Double Metaphone in Python and MySQL
I'm tinkering with a project that involves reading data from MP3 files or iTunes playlists and retrieving info from various web services. I was having trouble with misspelled or incomplete names so I started doing some research. Wikipedia has a short article on phonetic algorithms that includes a mention of the Double Metaphone algorithm. I had been using Soundex which is a simple algorithm, and built in to MySQL as the 'SOUNDS LIKE' SQL operator, but was matching too many things for my purpose.
Double Metaphone is a much more complicated algorithm, but its proving to be worth the trouble so far. I found a listing in C here that I ultimately used as a source. There is also a listing in Ruby that I tried starting from, but the comments weren't as thorough and it makes what I thought was slightly gratuitous use of regular expressions.
I wanted a version in Python, because I'm already using Python to work with my data in MySQL and Plone/Zope is built on Python. Besides, Python really is just fun! The item in ['list', 'of', 'items'] construct with the in operator and Python's built in string indexing made the code pretty easy to write and read.
I may have to make some tweaks to make it suit my purpose, and I might be able to optimize it a little by making it more 'Pythonic' rather than such a straight translation of the C. When I first started looking at it I was sure I'd be using a bunch of regular expressions, but it turned out to be cleaner to not use them. If I do change things much, I might be able to replace lots of lines of code with a regex.
After working with it for a while, I have found that I can get 90% of the benefit of double metaphone using this regular expression substitution - re.compile('[\Waeiouy], re.IGNORECASE).sub('', your_string).upper(). This gets rid of non-alpha characters including spaces ('\W') and vowels and converts the result to all upper case. Your mileage may vary- my data was kind of all over the place. If yours is already pretty clean and you want the last 5%- double metaphone is worth looking at.
Something you might want to examine is that the algorithm throws away every vowel but any vowel as the first character which is mapped to 'A' no matter what it is.
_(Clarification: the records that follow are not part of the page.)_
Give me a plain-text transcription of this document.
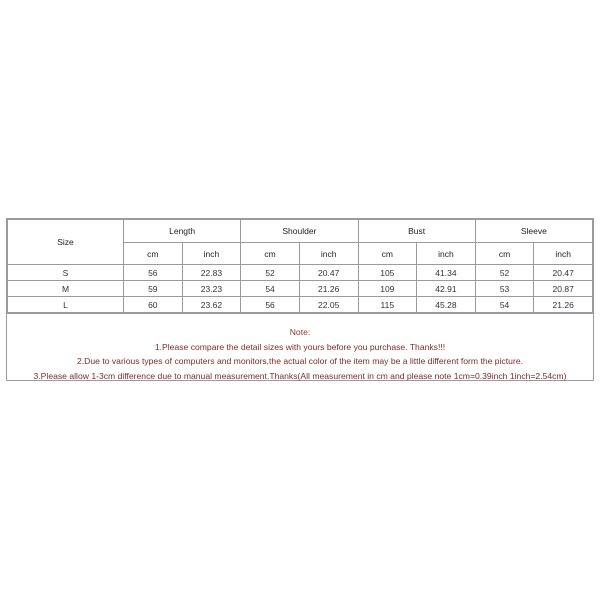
Size	Length		Shoulder		Bust		Sleeve	
	cm	inch	cm	inch	cm	inch	cm	inch
S	56	22.83	52	20.47	105	41.34	52	20.47
M	59	23.23	54	21.26	109	42.91	53	20.87
L	60	23.62	56	22.05	115	45.28	54	21.26
Note:
1.Please compare the detail sizes with yours before you purchase. Thanks!!!
2.Due to various types of computers and monitors,the actual color of the item may be a little different form the picture.
3.Please allow 1-3cm difference due to manual measurement.Thanks(All measurement in cm and please note 1cm=0.39inch 1inch=2.54cm)
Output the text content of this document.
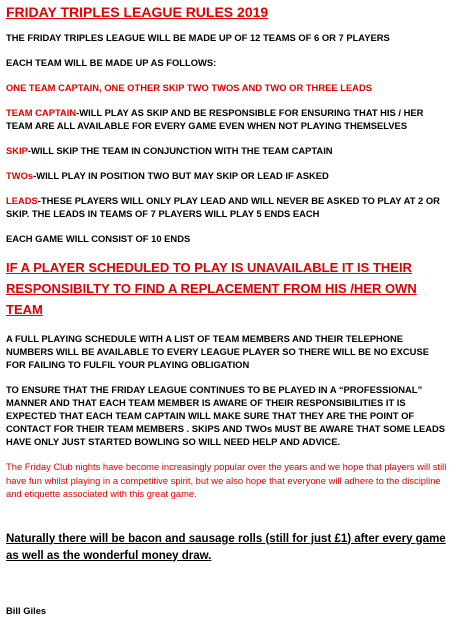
FRIDAY TRIPLES LEAGUE RULES 2019
THE FRIDAY TRIPLES LEAGUE WILL BE MADE UP OF 12 TEAMS OF 6 OR 7 PLAYERS
EACH TEAM WILL BE MADE UP AS FOLLOWS:
ONE TEAM CAPTAIN, ONE OTHER SKIP TWO TWOS AND TWO OR THREE LEADS
TEAM CAPTAIN-WILL PLAY AS SKIP AND BE RESPONSIBLE FOR ENSURING THAT HIS / HER TEAM ARE ALL AVAILABLE FOR EVERY GAME EVEN WHEN NOT PLAYING THEMSELVES
SKIP-WILL SKIP THE TEAM IN CONJUNCTION WITH THE TEAM CAPTAIN
TWOs-WILL PLAY IN POSITION TWO BUT MAY SKIP OR LEAD IF ASKED
LEADS-THESE PLAYERS WILL ONLY PLAY LEAD AND WILL NEVER BE ASKED TO PLAY AT 2 OR SKIP. THE LEADS IN TEAMS OF 7 PLAYERS WILL PLAY 5 ENDS EACH
EACH GAME WILL CONSIST OF 10 ENDS
IF A PLAYER SCHEDULED TO PLAY IS UNAVAILABLE IT IS THEIR RESPONSIBILTY TO FIND A REPLACEMENT FROM HIS /HER OWN TEAM
A FULL PLAYING SCHEDULE WITH A LIST OF TEAM MEMBERS AND THEIR TELEPHONE NUMBERS WILL BE AVAILABLE TO EVERY LEAGUE PLAYER SO THERE WILL BE NO EXCUSE FOR FAILING TO FULFIL YOUR PLAYING OBLIGATION
TO ENSURE THAT THE FRIDAY LEAGUE CONTINUES TO BE PLAYED IN A “PROFESSIONAL” MANNER AND THAT EACH TEAM MEMBER IS AWARE OF THEIR RESPONSIBILITIES IT IS EXPECTED THAT EACH TEAM CAPTAIN WILL MAKE SURE THAT THEY ARE THE POINT OF CONTACT FOR THEIR TEAM MEMBERS . SKIPS AND TWOs MUST BE AWARE THAT SOME LEADS HAVE ONLY JUST STARTED BOWLING SO WILL NEED HELP AND ADVICE.
The Friday Club nights have become increasingly popular over the years and we hope that players will still have fun whilst playing in a competitive spirit, but we also hope that everyone will adhere to the discipline and etiquette associated with this great game.
Naturally there will be bacon and sausage rolls (still for just £1) after every game as well as the wonderful money draw.
Bill Giles
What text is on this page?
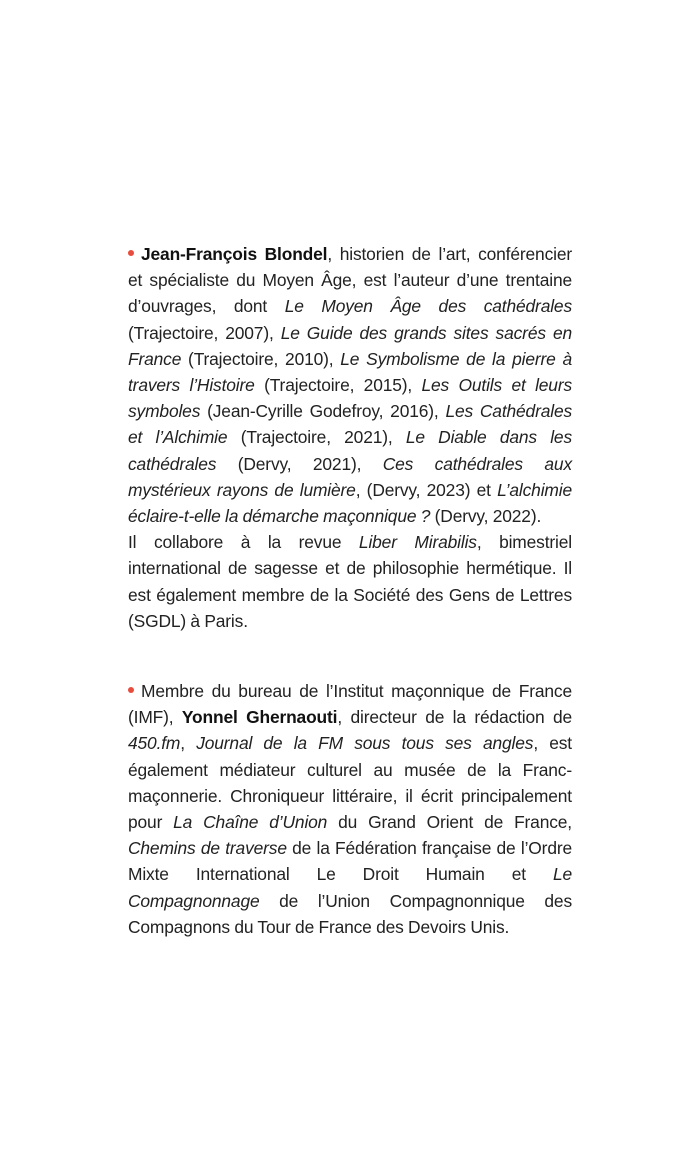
Jean-François Blondel, historien de l’art, conférencier et spécialiste du Moyen Âge, est l’auteur d’une trentaine d’ouvrages, dont Le Moyen Âge des cathédrales (Trajectoire, 2007), Le Guide des grands sites sacrés en France (Trajectoire, 2010), Le Symbolisme de la pierre à travers l’Histoire (Trajectoire, 2015), Les Outils et leurs symboles (Jean-Cyrille Godefroy, 2016), Les Cathédrales et l’Alchimie (Trajectoire, 2021), Le Diable dans les cathédrales (Dervy, 2021), Ces cathédrales aux mystérieux rayons de lumière, (Dervy, 2023) et L’alchimie éclaire-t-elle la démarche maçonnique ? (Dervy, 2022).

Il collabore à la revue Liber Mirabilis, bimestriel international de sagesse et de philosophie hermétique. Il est également membre de la Société des Gens de Lettres (SGDL) à Paris.

Membre du bureau de l’Institut maçonnique de France (IMF), Yonnel Ghernaouti, directeur de la rédaction de 450.fm, Journal de la FM sous tous ses angles, est également médiateur culturel au musée de la Franc-maçonnerie. Chroniqueur littéraire, il écrit principalement pour La Chaîne d’Union du Grand Orient de France, Chemins de traverse de la Fédération française de l’Ordre Mixte International Le Droit Humain et Le Compagnonnage de l’Union Compagnonnique des Compagnons du Tour de France des Devoirs Unis.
My data suggests that it might be worth keeping final vowels in certain words. For example, 'read' and 'ready' both map to 'RD'. Accidental 'y's have got to be pretty rare so I think it should be kept- 'RDY'.
I wanted to be able to use Double Metaphone in an SQL statement, so I took a swipe at translating it into a function for MySQL. This is where I learned to realy apreciate Python! The syntax of IF...ELSEIF..ENDIF is so ugly after getting used to relying on indention in Python. I eventually got it working and its handy to be able to SELECT Name FROM tblPeople WHERE dm(Name) = dm(@search). I would recommend pre-computing the Double Metaphone values for a database of any size (UPDATE tblPeople SET NameDM = dm(Name)). I don't know quite why, but I'm finding this function to be a wee bit sluggish on my version of MySQL (5.022).